The first stage is to determine what level of coverage you currently have. Regardless of whether your organization is a newer SOC or a more established one, I make it a point to baseline coverage before making any other roadmap decisions. To do so, I take note of all data sources that are being ingested into whatever security information event management (SIEM) is in use, such as Splunk or ELK, and I write down and organize all alerts by function. In addition to this, I review or create a risk registry that categorizes the highest risks that face the organization and, if time permits, conduct a purple team exercise. As explained in the SOC environment responsibilities section for a red team engineer role, and will be further explained in future chapters, a purple team exercise is a joint project where offensive operations are carried out to test the visibility and efficiency of alerts in place. This can also be useful in proving the negative, which means proving that attacks can be conducted without any visibility, which helps push the importance of increasing coverage.
After you have determined where the gaps are, you need to prioritize them and create a plan on how to fix them. One of the strategies for prioritizing is to list out the types of logs and visibility each missing source would give. For example, if you are not capturing logs from your organization’s Virtual Private Network (VPN), and it’s a remote work environment, then you have limited visibility into User browsing logs. You would then write out the risks or potential attacks that could be discovered with those logs and write down any mitigations. For example, while you might not capture user browsing logs but capture endpoint detection and response logs, you’ll still have some visibility into the applications used, and downloads, so that might lower the risk of not capturing those initial logs. Another strategy is after writing down the missing sources and suspected size of the logs, to prioritize them based on an effort to ingest them. For example, if you can download an app on your SIEM, utilize an API key and creds, and everything is managed in-house, then as long as the size of the logs isn’t the problem, you should be able to easily configure the new ingest. I typically recommend picking a mix of harder-to-implement logs to start the process for ingest while also implementing a few that are considered a quick win. Another way to prioritize coverage gaps is based on what you are prepared to write detections for or base it on team expertise. That way, you know whatever source of data that gets added will immediately be used to increase coverage because, in theory, you don’t want to waste licensing space, time, or money if you can’t take advantage of the additional coverage.

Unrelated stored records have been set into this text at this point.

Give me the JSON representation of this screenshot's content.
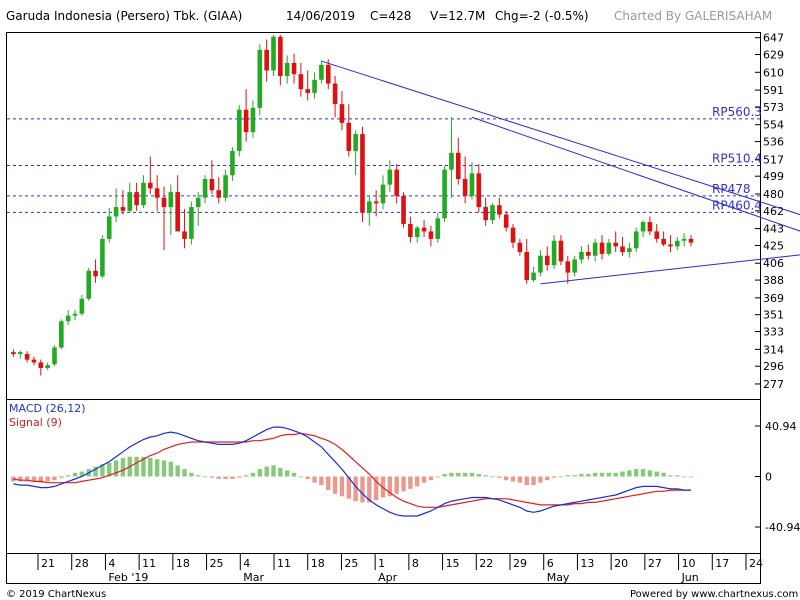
{
  "header": {
    "title": "Garuda Indonesia (Persero) Tbk. (GIAA)",
    "date": "14/06/2019",
    "close": "C=428",
    "volume": "V=12.7M",
    "change": "Chg=-2 (-0.5%)",
    "credit": "Charted By GALERISAHAM"
  },
  "footer": {
    "copyright": "© 2019 ChartNexus",
    "powered": "Powered by www.chartnexus.com"
  },
  "chart_data": [
    {
      "type": "candlestick",
      "title": "Garuda Indonesia (Persero) Tbk. (GIAA)",
      "ylim": [
        262,
        652
      ],
      "y_ticks": [
        "647",
        "629",
        "610",
        "591",
        "573",
        "554",
        "536",
        "517",
        "499",
        "480",
        "462",
        "443",
        "425",
        "406",
        "388",
        "369",
        "351",
        "333",
        "314",
        "296",
        "277"
      ],
      "x_ticks": [
        "21",
        "28",
        "4",
        "11",
        "18",
        "25",
        "4",
        "11",
        "18",
        "25",
        "1",
        "8",
        "15",
        "22",
        "29",
        "6",
        "13",
        "20",
        "27",
        "10",
        "17",
        "24"
      ],
      "x_month_labels": [
        {
          "label": "Feb '19",
          "tick_index": 2
        },
        {
          "label": "Mar",
          "tick_index": 6
        },
        {
          "label": "Apr",
          "tick_index": 10
        },
        {
          "label": "May",
          "tick_index": 15
        },
        {
          "label": "Jun",
          "tick_index": 19
        }
      ],
      "resistance_levels": [
        {
          "label": "RP560.3",
          "value": 560.3
        },
        {
          "label": "RP510.4",
          "value": 510.4
        },
        {
          "label": "RP478",
          "value": 478
        },
        {
          "label": "RP460.4",
          "value": 460.4
        }
      ],
      "trendlines": [
        {
          "from": {
            "bar": 45,
            "price": 622
          },
          "to": {
            "bar": 129,
            "price": 425
          }
        },
        {
          "from": {
            "bar": 67,
            "price": 562
          },
          "to": {
            "bar": 121,
            "price": 425
          }
        },
        {
          "from": {
            "bar": 77,
            "price": 384
          },
          "to": {
            "bar": 115,
            "price": 415
          }
        }
      ],
      "candles": [
        {
          "o": 311,
          "h": 314,
          "l": 306,
          "c": 309
        },
        {
          "o": 309,
          "h": 313,
          "l": 304,
          "c": 311
        },
        {
          "o": 309,
          "h": 312,
          "l": 300,
          "c": 303
        },
        {
          "o": 303,
          "h": 306,
          "l": 297,
          "c": 300
        },
        {
          "o": 300,
          "h": 303,
          "l": 286,
          "c": 294
        },
        {
          "o": 294,
          "h": 300,
          "l": 292,
          "c": 297
        },
        {
          "o": 298,
          "h": 318,
          "l": 296,
          "c": 316
        },
        {
          "o": 316,
          "h": 346,
          "l": 314,
          "c": 344
        },
        {
          "o": 344,
          "h": 356,
          "l": 340,
          "c": 350
        },
        {
          "o": 350,
          "h": 356,
          "l": 345,
          "c": 352
        },
        {
          "o": 352,
          "h": 372,
          "l": 350,
          "c": 368
        },
        {
          "o": 368,
          "h": 401,
          "l": 366,
          "c": 398
        },
        {
          "o": 398,
          "h": 410,
          "l": 385,
          "c": 392
        },
        {
          "o": 392,
          "h": 436,
          "l": 390,
          "c": 432
        },
        {
          "o": 432,
          "h": 465,
          "l": 428,
          "c": 456
        },
        {
          "o": 456,
          "h": 486,
          "l": 450,
          "c": 466
        },
        {
          "o": 466,
          "h": 484,
          "l": 458,
          "c": 462
        },
        {
          "o": 462,
          "h": 492,
          "l": 460,
          "c": 482
        },
        {
          "o": 482,
          "h": 492,
          "l": 462,
          "c": 468
        },
        {
          "o": 468,
          "h": 500,
          "l": 465,
          "c": 492
        },
        {
          "o": 492,
          "h": 520,
          "l": 480,
          "c": 486
        },
        {
          "o": 486,
          "h": 500,
          "l": 462,
          "c": 476
        },
        {
          "o": 476,
          "h": 488,
          "l": 420,
          "c": 466
        },
        {
          "o": 466,
          "h": 490,
          "l": 436,
          "c": 482
        },
        {
          "o": 482,
          "h": 500,
          "l": 440,
          "c": 440
        },
        {
          "o": 440,
          "h": 464,
          "l": 422,
          "c": 432
        },
        {
          "o": 432,
          "h": 472,
          "l": 426,
          "c": 466
        },
        {
          "o": 466,
          "h": 482,
          "l": 446,
          "c": 476
        },
        {
          "o": 476,
          "h": 500,
          "l": 470,
          "c": 496
        },
        {
          "o": 496,
          "h": 516,
          "l": 480,
          "c": 484
        },
        {
          "o": 484,
          "h": 498,
          "l": 470,
          "c": 476
        },
        {
          "o": 476,
          "h": 506,
          "l": 472,
          "c": 500
        },
        {
          "o": 500,
          "h": 530,
          "l": 494,
          "c": 526
        },
        {
          "o": 526,
          "h": 575,
          "l": 520,
          "c": 570
        },
        {
          "o": 570,
          "h": 592,
          "l": 536,
          "c": 546
        },
        {
          "o": 546,
          "h": 580,
          "l": 540,
          "c": 572
        },
        {
          "o": 572,
          "h": 640,
          "l": 564,
          "c": 634
        },
        {
          "o": 634,
          "h": 645,
          "l": 600,
          "c": 612
        },
        {
          "o": 612,
          "h": 650,
          "l": 606,
          "c": 648
        },
        {
          "o": 648,
          "h": 650,
          "l": 596,
          "c": 606
        },
        {
          "o": 606,
          "h": 628,
          "l": 598,
          "c": 620
        },
        {
          "o": 620,
          "h": 630,
          "l": 598,
          "c": 608
        },
        {
          "o": 608,
          "h": 620,
          "l": 584,
          "c": 592
        },
        {
          "o": 592,
          "h": 612,
          "l": 580,
          "c": 588
        },
        {
          "o": 588,
          "h": 610,
          "l": 582,
          "c": 602
        },
        {
          "o": 602,
          "h": 622,
          "l": 598,
          "c": 618
        },
        {
          "o": 618,
          "h": 624,
          "l": 592,
          "c": 598
        },
        {
          "o": 598,
          "h": 606,
          "l": 562,
          "c": 576
        },
        {
          "o": 576,
          "h": 590,
          "l": 548,
          "c": 556
        },
        {
          "o": 556,
          "h": 576,
          "l": 520,
          "c": 526
        },
        {
          "o": 526,
          "h": 548,
          "l": 500,
          "c": 544
        },
        {
          "o": 544,
          "h": 552,
          "l": 450,
          "c": 460
        },
        {
          "o": 460,
          "h": 478,
          "l": 446,
          "c": 472
        },
        {
          "o": 472,
          "h": 484,
          "l": 456,
          "c": 470
        },
        {
          "o": 470,
          "h": 500,
          "l": 464,
          "c": 490
        },
        {
          "o": 490,
          "h": 516,
          "l": 482,
          "c": 506
        },
        {
          "o": 506,
          "h": 512,
          "l": 470,
          "c": 478
        },
        {
          "o": 478,
          "h": 482,
          "l": 444,
          "c": 448
        },
        {
          "o": 448,
          "h": 456,
          "l": 428,
          "c": 434
        },
        {
          "o": 434,
          "h": 446,
          "l": 428,
          "c": 444
        },
        {
          "o": 444,
          "h": 452,
          "l": 434,
          "c": 440
        },
        {
          "o": 440,
          "h": 446,
          "l": 424,
          "c": 432
        },
        {
          "o": 432,
          "h": 460,
          "l": 428,
          "c": 454
        },
        {
          "o": 454,
          "h": 510,
          "l": 450,
          "c": 506
        },
        {
          "o": 506,
          "h": 562,
          "l": 476,
          "c": 524
        },
        {
          "o": 524,
          "h": 540,
          "l": 490,
          "c": 496
        },
        {
          "o": 496,
          "h": 520,
          "l": 470,
          "c": 478
        },
        {
          "o": 478,
          "h": 514,
          "l": 474,
          "c": 502
        },
        {
          "o": 502,
          "h": 512,
          "l": 460,
          "c": 466
        },
        {
          "o": 466,
          "h": 476,
          "l": 446,
          "c": 452
        },
        {
          "o": 452,
          "h": 470,
          "l": 448,
          "c": 468
        },
        {
          "o": 468,
          "h": 476,
          "l": 454,
          "c": 458
        },
        {
          "o": 458,
          "h": 462,
          "l": 440,
          "c": 444
        },
        {
          "o": 444,
          "h": 448,
          "l": 422,
          "c": 428
        },
        {
          "o": 428,
          "h": 432,
          "l": 414,
          "c": 418
        },
        {
          "o": 418,
          "h": 432,
          "l": 384,
          "c": 388
        },
        {
          "o": 388,
          "h": 402,
          "l": 386,
          "c": 396
        },
        {
          "o": 396,
          "h": 420,
          "l": 392,
          "c": 414
        },
        {
          "o": 414,
          "h": 424,
          "l": 398,
          "c": 404
        },
        {
          "o": 404,
          "h": 436,
          "l": 400,
          "c": 430
        },
        {
          "o": 430,
          "h": 436,
          "l": 404,
          "c": 408
        },
        {
          "o": 408,
          "h": 414,
          "l": 384,
          "c": 396
        },
        {
          "o": 396,
          "h": 414,
          "l": 392,
          "c": 410
        },
        {
          "o": 410,
          "h": 424,
          "l": 406,
          "c": 418
        },
        {
          "o": 418,
          "h": 426,
          "l": 410,
          "c": 414
        },
        {
          "o": 414,
          "h": 432,
          "l": 408,
          "c": 428
        },
        {
          "o": 428,
          "h": 436,
          "l": 410,
          "c": 416
        },
        {
          "o": 416,
          "h": 432,
          "l": 414,
          "c": 428
        },
        {
          "o": 428,
          "h": 440,
          "l": 418,
          "c": 424
        },
        {
          "o": 424,
          "h": 434,
          "l": 414,
          "c": 418
        },
        {
          "o": 418,
          "h": 428,
          "l": 412,
          "c": 422
        },
        {
          "o": 422,
          "h": 444,
          "l": 418,
          "c": 440
        },
        {
          "o": 440,
          "h": 452,
          "l": 434,
          "c": 450
        },
        {
          "o": 450,
          "h": 456,
          "l": 436,
          "c": 440
        },
        {
          "o": 440,
          "h": 448,
          "l": 428,
          "c": 432
        },
        {
          "o": 432,
          "h": 440,
          "l": 424,
          "c": 426
        },
        {
          "o": 426,
          "h": 436,
          "l": 418,
          "c": 424
        },
        {
          "o": 424,
          "h": 434,
          "l": 420,
          "c": 430
        },
        {
          "o": 430,
          "h": 438,
          "l": 424,
          "c": 432
        },
        {
          "o": 432,
          "h": 436,
          "l": 424,
          "c": 428
        }
      ]
    },
    {
      "type": "macd",
      "title": "MACD (26,12)",
      "series": [
        {
          "name": "MACD (26,12)",
          "color": "#1a2fd6"
        },
        {
          "name": "Signal (9)",
          "color": "#e02020"
        }
      ],
      "ylim": [
        -62,
        62
      ],
      "y_ticks": [
        "40.94",
        "0",
        "-40.94"
      ],
      "macd": [
        -6,
        -7,
        -7,
        -8,
        -9,
        -9,
        -8,
        -6,
        -4,
        -2,
        0,
        3,
        6,
        9,
        12,
        16,
        20,
        24,
        27,
        30,
        32,
        33,
        35,
        36,
        35,
        33,
        31,
        29,
        28,
        27,
        26,
        26,
        26,
        27,
        29,
        32,
        35,
        38,
        40,
        40,
        39,
        37,
        35,
        32,
        28,
        24,
        18,
        12,
        6,
        -1,
        -8,
        -14,
        -19,
        -23,
        -26,
        -29,
        -31,
        -32,
        -32,
        -32,
        -30,
        -28,
        -25,
        -22,
        -20,
        -19,
        -18,
        -17,
        -17,
        -17,
        -18,
        -19,
        -21,
        -23,
        -25,
        -28,
        -29,
        -28,
        -26,
        -24,
        -23,
        -22,
        -21,
        -20,
        -19,
        -18,
        -17,
        -16,
        -15,
        -13,
        -11,
        -9,
        -8,
        -8,
        -8,
        -9,
        -10,
        -10,
        -11,
        -11
      ],
      "signal": [
        -2,
        -3,
        -3,
        -4,
        -4,
        -5,
        -5,
        -5,
        -5,
        -5,
        -4,
        -3,
        -2,
        -1,
        1,
        3,
        5,
        8,
        11,
        14,
        17,
        19,
        22,
        24,
        26,
        27,
        28,
        28,
        28,
        28,
        28,
        28,
        28,
        28,
        28,
        29,
        29,
        30,
        31,
        33,
        34,
        34,
        35,
        34,
        33,
        31,
        29,
        26,
        22,
        17,
        12,
        7,
        2,
        -4,
        -9,
        -13,
        -17,
        -20,
        -22,
        -24,
        -25,
        -25,
        -25,
        -24,
        -23,
        -22,
        -21,
        -20,
        -19,
        -18,
        -18,
        -18,
        -18,
        -19,
        -20,
        -21,
        -22,
        -23,
        -23,
        -23,
        -23,
        -23,
        -22,
        -22,
        -21,
        -21,
        -20,
        -19,
        -18,
        -17,
        -16,
        -15,
        -14,
        -13,
        -12,
        -12,
        -11,
        -11,
        -11,
        -11
      ]
    }
  ]
}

Filling any coverage gaps after prioritization can be done by expanding your ingest license for your current SIEM tool or using a data lake to capture additional logs without ingest in your SIEM tool. Therefore, you’ll still be able to run analytics and only ingest absolutely necessary data within your SIEM tool. Expanding your resources and current license seems like the simplest path, but a common issue with that path is that it can be cost-prohibitive. That’s where other solutions such as log tiering or using a data lake come into play. By implementing a different technical solution, such as a data lake through providers such as Snowflake, you are able to have logs transferred and collected in a centralized location, and then run analytics over those logs, and only ingest detections on a subset of the logs. That way, you have the coverage, but your ingest costs are lower. One of the downsides to this approach is that you need to implement a new technical implementation, connectors, and so on, and that, of course, has its own costs associated with it. Of course, any approach that is taken to fill a coverage gap is reliant on proper cross-team collaboration.
Coverage is always an ongoing battle as your company grows and gains capabilities. It’s important to regularly evaluate your coverage for improvements and to document any gaps, as this will help your SOC team mature. As mentioned, there are multiple ways to evaluate coverage and identify gaps, which will allow you to make an action plan for how to remediate those gaps.